Face à la déferlante d’acier chinois, l’Allemand Thyssenkrupp et l’Indien Tata veulent fusionner leurs activités sidérurgiques en Europe, mais doivent convaincre les salariés allemands alors que leur projet prévoit 4 000 suppressions de postes.
Après un an de discussions, les deux groupes ont annoncé mercredi avoir signé une « déclaration d’intention » prévoyant la création d’une coentreprise en 2018, qui visera la deuxième place du marché européen de l’acier derrière ArcelorMittal.
Il s’agit de limiter pour chaque entreprise « la charge » des restructurations en cours des sidérurgistes européens, confrontés à une demande atone et à l’afflux d’acier chinois subventionné, plaide dans un communiqué le patron de Thyssenkrupp, Heinrich Hiesinger. Même si chaque industriel du secteur a mené ces dernières années son propre programme, mêlant fermetures de sites et licenciements, « l’effet de ces mesures est de courte durée et vite absorbé par le marché », a-t-il ajouté dans une lettre distincte aux salariés citée par l’agence allemande DPA.

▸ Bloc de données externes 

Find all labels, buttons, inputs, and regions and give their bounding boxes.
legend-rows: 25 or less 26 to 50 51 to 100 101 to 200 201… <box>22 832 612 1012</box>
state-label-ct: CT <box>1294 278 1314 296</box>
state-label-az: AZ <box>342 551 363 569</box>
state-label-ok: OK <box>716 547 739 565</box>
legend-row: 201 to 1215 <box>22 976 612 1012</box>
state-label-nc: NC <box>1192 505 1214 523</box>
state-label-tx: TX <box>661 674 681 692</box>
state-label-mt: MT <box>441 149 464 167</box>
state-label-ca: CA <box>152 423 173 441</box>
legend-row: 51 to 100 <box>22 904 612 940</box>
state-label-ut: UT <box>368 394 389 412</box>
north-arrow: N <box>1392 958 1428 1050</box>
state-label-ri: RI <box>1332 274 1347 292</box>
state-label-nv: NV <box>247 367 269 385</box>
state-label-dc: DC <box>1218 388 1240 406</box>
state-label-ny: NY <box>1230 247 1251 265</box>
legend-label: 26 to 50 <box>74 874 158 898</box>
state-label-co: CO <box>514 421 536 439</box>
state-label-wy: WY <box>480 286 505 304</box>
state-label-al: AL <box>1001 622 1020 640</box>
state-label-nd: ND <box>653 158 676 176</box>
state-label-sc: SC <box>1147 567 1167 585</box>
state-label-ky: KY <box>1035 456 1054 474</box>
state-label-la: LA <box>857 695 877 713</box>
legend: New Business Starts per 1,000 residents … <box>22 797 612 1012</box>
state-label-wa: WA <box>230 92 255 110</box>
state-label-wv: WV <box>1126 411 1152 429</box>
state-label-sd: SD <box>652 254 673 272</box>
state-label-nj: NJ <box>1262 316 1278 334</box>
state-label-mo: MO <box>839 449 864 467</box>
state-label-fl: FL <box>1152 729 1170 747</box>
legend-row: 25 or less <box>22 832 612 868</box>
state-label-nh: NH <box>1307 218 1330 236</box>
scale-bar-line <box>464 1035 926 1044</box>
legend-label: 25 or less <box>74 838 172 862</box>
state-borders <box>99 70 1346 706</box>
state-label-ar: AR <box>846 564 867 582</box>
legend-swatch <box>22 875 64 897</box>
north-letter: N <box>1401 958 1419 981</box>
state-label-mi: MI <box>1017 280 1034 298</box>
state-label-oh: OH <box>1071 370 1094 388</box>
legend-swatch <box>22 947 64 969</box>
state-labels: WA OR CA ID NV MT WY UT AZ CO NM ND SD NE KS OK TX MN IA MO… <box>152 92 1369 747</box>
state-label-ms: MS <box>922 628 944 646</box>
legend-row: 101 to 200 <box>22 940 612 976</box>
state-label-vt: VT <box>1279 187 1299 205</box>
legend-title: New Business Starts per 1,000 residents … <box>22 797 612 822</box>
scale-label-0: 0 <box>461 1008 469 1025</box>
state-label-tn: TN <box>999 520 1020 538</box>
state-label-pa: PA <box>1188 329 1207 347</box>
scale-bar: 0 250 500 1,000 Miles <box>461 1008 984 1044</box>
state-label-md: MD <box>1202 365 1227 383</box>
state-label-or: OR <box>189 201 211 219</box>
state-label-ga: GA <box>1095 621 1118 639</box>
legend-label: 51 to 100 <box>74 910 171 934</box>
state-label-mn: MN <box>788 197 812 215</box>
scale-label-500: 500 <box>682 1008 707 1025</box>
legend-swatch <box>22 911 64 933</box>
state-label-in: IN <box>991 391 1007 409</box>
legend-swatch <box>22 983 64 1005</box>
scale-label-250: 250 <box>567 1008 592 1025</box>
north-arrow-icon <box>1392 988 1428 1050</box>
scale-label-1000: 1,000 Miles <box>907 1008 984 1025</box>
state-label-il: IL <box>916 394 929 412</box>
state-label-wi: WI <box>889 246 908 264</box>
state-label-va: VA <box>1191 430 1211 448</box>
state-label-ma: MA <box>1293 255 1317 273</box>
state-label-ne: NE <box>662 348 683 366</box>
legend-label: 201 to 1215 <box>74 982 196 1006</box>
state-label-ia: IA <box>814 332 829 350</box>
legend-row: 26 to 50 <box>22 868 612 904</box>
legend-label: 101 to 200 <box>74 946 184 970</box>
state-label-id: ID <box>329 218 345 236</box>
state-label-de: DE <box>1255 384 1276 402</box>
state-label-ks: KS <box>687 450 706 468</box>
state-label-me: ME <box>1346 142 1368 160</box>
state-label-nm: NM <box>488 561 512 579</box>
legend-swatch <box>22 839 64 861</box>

Baptisée « Thyssenkrupp Tata Steel », la coentreprise des deux groupes devrait être une holding installée aux Pays-Bas, avec une direction paritaire, qui emploiera quelque 48 000 salariés sur 34 sites. Les futurs mariés tablent sur 400 à 600 millions d’euros d’économies annuelles et prévoient de supprimer environ 4 000 postes dans la production et l’administration, répartis « à peu près à égalité » entre les deux groupes. Ce nouveau sidérurgiste réalisera un chiffre d’affaires à périmètre comparable de 15 milliards d’euros et produira environ 21 millions de tonnes d’acier par an.
Mais le projet doit encore passer l’obstacle du conseil de surveillance de Thyssenkrupp où les représentants des salariés, selon le système allemand de « codécision », détiennent la moitié des sièges. Une réunion est justement programmée ce week-end au siège de l’industriel à Essen dans la Ruhr, berceau de la sidérurgie allemande, alors que le puissant syndicat IG Metall a convoqué une vaste manifestation vendredi à Bochum contre le projet.
Davantage de suppressions redoutées
« Malgré les mises en garde, la direction a dévoilé tout son plan. Mais ça ne signifie pas qu’on l’approuve », a déclaré mercredi à DPA le chef du comité d’entreprise de la branche acier de Thyssen, Günter Back, inquiet de voir « beaucoup plus » de postes finir par disparaître.
L’affaire tombe en pleine campagne électorale en vue des législatives allemandes de dimanche. Le vice-chancelier social-démocrate Sigmar Gabriel a estimé lundi qu’ « aucune solution allant à l’encontre des salariés » n’était « concevable » dans ce dossier. « La capacité de l’entreprise à affronter l’avenir et la sauvegarde de l’emploi doivent être au cœur » du projet, a de son côté demandé le ministre-président conservateur de l’État régional où Thyssenkrupp a son siège, Armin Laschet, cité par le Süddeutsche Zeitung.
A l’inverse, le ministre britannique de l’Économie Greg Clark a salué un « pas important » pour l’industrie sidérurgique nationale, estimant que la fusion pourrait garantir l’avenir du site gallois de Port Talbot, où Tata emploie 4 000 personnes et fait vivre de nombreux sous-traitants. « Comme d’habitude, le diable réside dans les détails et nous demandons plus de garanties sur les emplois, l’investissement et la production » au Royaume-Uni, a de son côté commenté Roy Rickhuss, représentant des trois syndicats britanniques de l’acier.